On February 29, 2016, the final rule released by the Centers for Medicare & Medicaid Services (CMS) on December 30, 2015 requiring prior authorization for certain durable medical equipment, prosthetics, orthotics and supplies (DMEPOS) became effective (Final Rule).1 The Final Rule is aimed at reducing unnecessary utilization and aberrant billing of certain DMEPOS.

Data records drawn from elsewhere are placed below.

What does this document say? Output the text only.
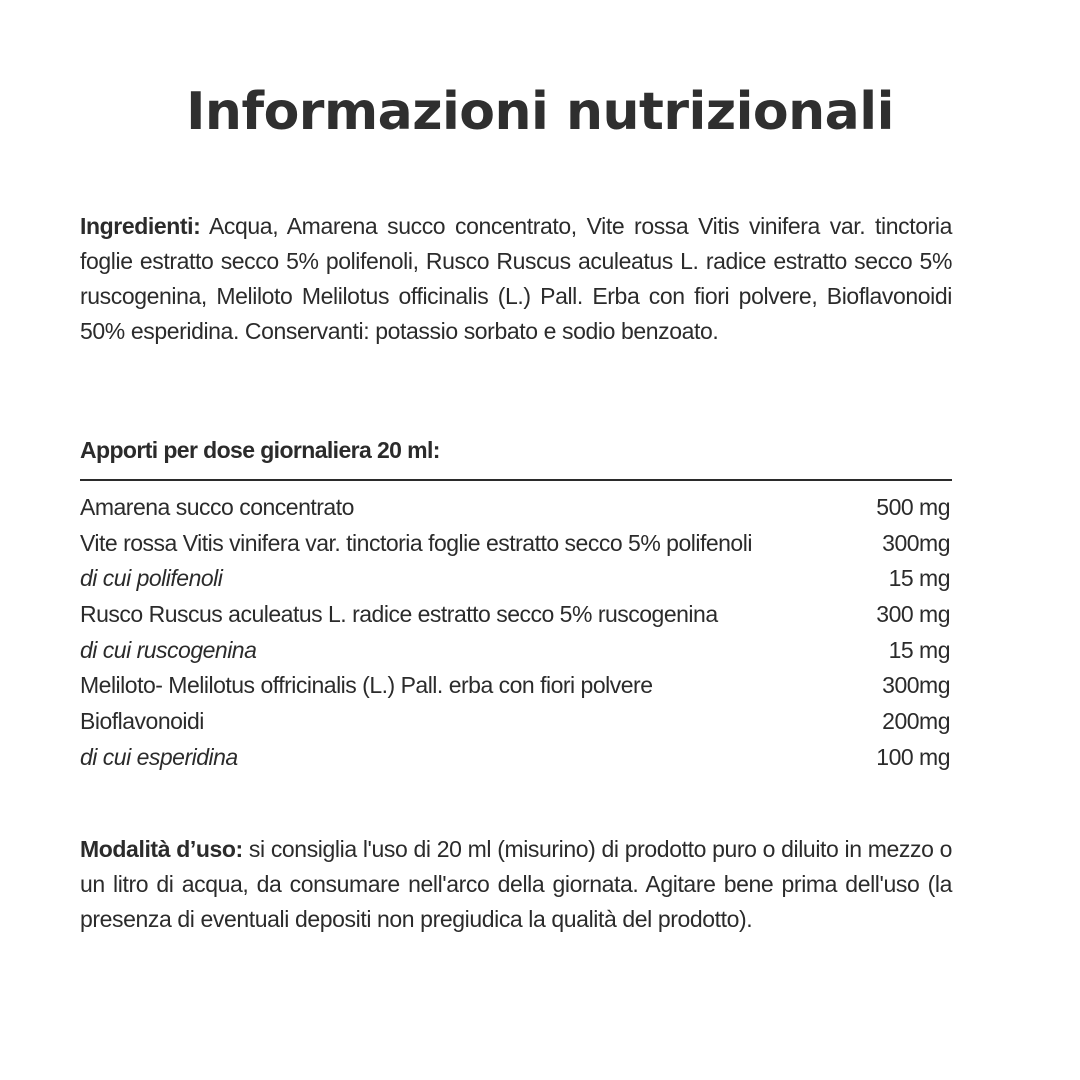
Informazioni nutrizionali
Ingredienti: Acqua, Amarena succo concentrato, Vite rossa Vitis vinifera var. tinctoria foglie estratto secco 5% polifenoli, Rusco Ruscus aculeatus L. radice estratto secco 5% ruscogenina, Meliloto Melilotus officinalis (L.) Pall. Erba con fiori polvere, Bioflavonoidi 50% esperidina. Conservanti: potassio sorbato e sodio benzoato.
Apporti per dose giornaliera 20 ml:
Amarena succo concentrato	500 mg
Vite rossa Vitis vinifera var. tinctoria foglie estratto secco 5% polifenoli	300mg
di cui polifenoli	15 mg
Rusco Ruscus aculeatus L. radice estratto secco 5% ruscogenina	300 mg
di cui ruscogenina	15 mg
Meliloto- Melilotus offricinalis (L.) Pall. erba con fiori polvere	300mg
Bioflavonoidi	200mg
di cui esperidina	100 mg
Modalità d’uso: si consiglia l'uso di 20 ml (misurino) di prodotto puro o diluito in mezzo o un litro di acqua, da consumare nell'arco della giornata. Agitare bene prima dell'uso (la presenza di eventuali depositi non pregiudica la qualità del prodotto).
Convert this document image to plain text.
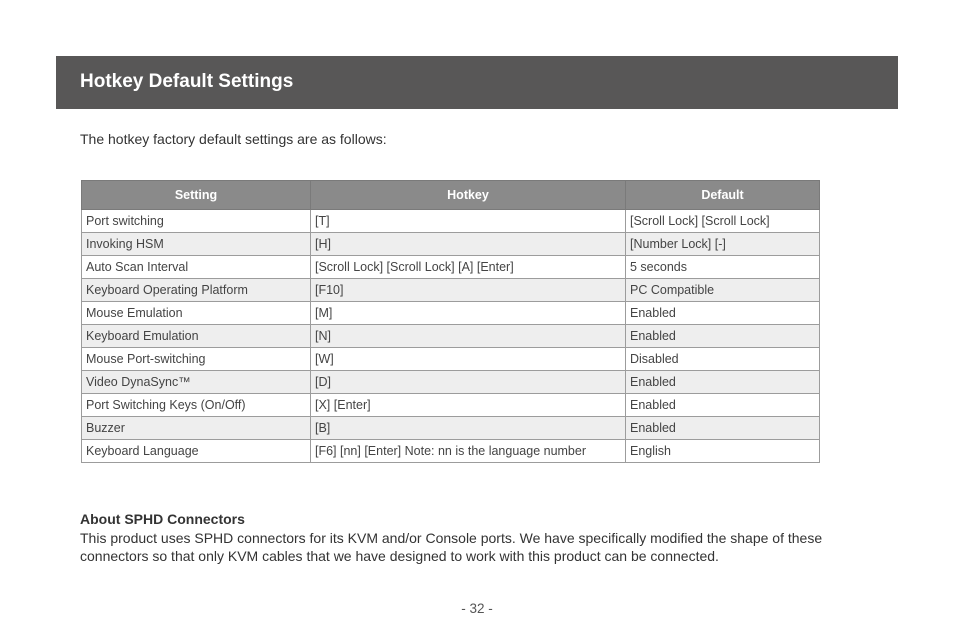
Hotkey Default Settings
The hotkey factory default settings are as follows:
Setting	Hotkey	Default
Port switching	[T]	[Scroll Lock] [Scroll Lock]
Invoking HSM	[H]	[Number Lock] [-]
Auto Scan Interval	[Scroll Lock] [Scroll Lock] [A] [Enter]	5 seconds
Keyboard Operating Platform	[F10]	PC Compatible
Mouse Emulation	[M]	Enabled
Keyboard Emulation	[N]	Enabled
Mouse Port-switching	[W]	Disabled
Video DynaSync™	[D]	Enabled
Port Switching Keys (On/Off)	[X] [Enter]	Enabled
Buzzer	[B]	Enabled
Keyboard Language	[F6] [nn] [Enter] Note: nn is the language number	English
About SPHD Connectors
This product uses SPHD connectors for its KVM and/or Console ports. We have specifically modified the shape of these connectors so that only KVM cables that we have designed to work with this product can be connected.
- 32 -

Under the Final Rule, DMEPOS that are most commonly and unnecessarily overused are now subject to an updated authorization process which requires prior approval before Medicare will pay for the items. CMS has created a master list of 135 DMEPOS items that may require such prior authorization.2 This list includes items such as power wheelchairs and a variety of prosthetic limbs and sockets. Additionally, the list focuses on items that CMS has determined to be frequently subject to unnecessary utilization and that are furnished by suppliers who do not comply with one or more of Medicare’s coverage, coding and payment rules. In identifying these items, CMS used HHS Office of Inspector General and U.S. Government Accountability Office reports published since 2007, as well as the Comprehensive Error Rate Testing Program’s annual reports beginning in 2011.3

The master list items have an average purchase price of $1,000 or more or an average rental fee of $100 or more.4 Selected DMEPOS items will remain on the list for 10 years, but may be removed earlier if the purchase amount drops below the payment threshold.5 The Final Rule clarifies that presence on the master list does not automatically require prior authorization.6 Rather, CMS is initially implementing prior authorization on a subset of items, called the Required Prior Authorization List.7 CMS will develop a prior authorization process for these items and annually update the master list.8

CMS indicated in an agency press release dated December 29, 2015 that the prior authorization process will require the same information necessary to support Medicare payment today, just earlier in the process. Prior to supplying an item listed on the Required Prior Authorization List, a DMEPOS supplier must submit patient records to CMS or its contractors demonstrating that the coverage, coding and payment rules have been followed, and CMS or its contractors will provide a provisional affirmation or a non-affirmation decision.9 CMS stated that it will make reasonable efforts to communicate initial prior authorization determinations within 10 business days and resubmission prior authorization determinations within 20 business days; however these are maximum timeframes that may be adjusted downward for items that require less time. An expedited process will be available if a delay would seriously jeopardize the life or health of the beneficiary.10 A prior authorization decision is not a payment decision, and thus, a prior authorization decision is not appealable.11 However, prior authorization requests can be submitted an unlimited number of times.12

The Final Rule is the latest CMS initiative to battle improper payments and fraud related to DMEPOS. CMS previously addressed the potential abuse of DMEPOS through its introduction of a competitive bidding program intended to cut costs related to DMEPOS significantly.13 In addition, CMS recently expanded its three-year prior authorization program for power mobility devices.14

However, concerns exist about unnecessary additional paper work and the potential for delays in patient treatment as a result of the Final Rule. Various trade associations and advocacy groups have voiced concerns that prior authorization can be cumbersome for medical providers and will lead to delays for senior citizens and disabled people who need medical equipment quickly.15 Kathy Holt, associate director of the Center for Medicare Advocacy, stated that she has concerns related to delayed access to care for Medicare beneficiaries.16 Don May, executive vice president of healthcare delivery policy of the Advanced Medical Technology Association, sent a letter to CMS in which he stated that prior authorization programs by their very nature question the medical expertise and judgment of the treating physician.17 May further stated that prior authorization programs remove the decision-making process about appropriate care from patients and their physicians and turn it over to administrators who have no firsthand experience with the patient’s condition.18

While the Final Rule is effective February 29, 2016, the regulation does not include implementation dates for prior authorization notice. Although CMS will provide DMEPOS suppliers with 60 days’ advance notice in the Federal Register before requiring prior authorization for new items, DMEPOS suppliers should regularly monitor the implementation dates to know whether items have been added to the Required Prior Authorization List. DMEPOS suppliers should update their internal processes to reduce the risk of claim denials related to items subject to prior authorization.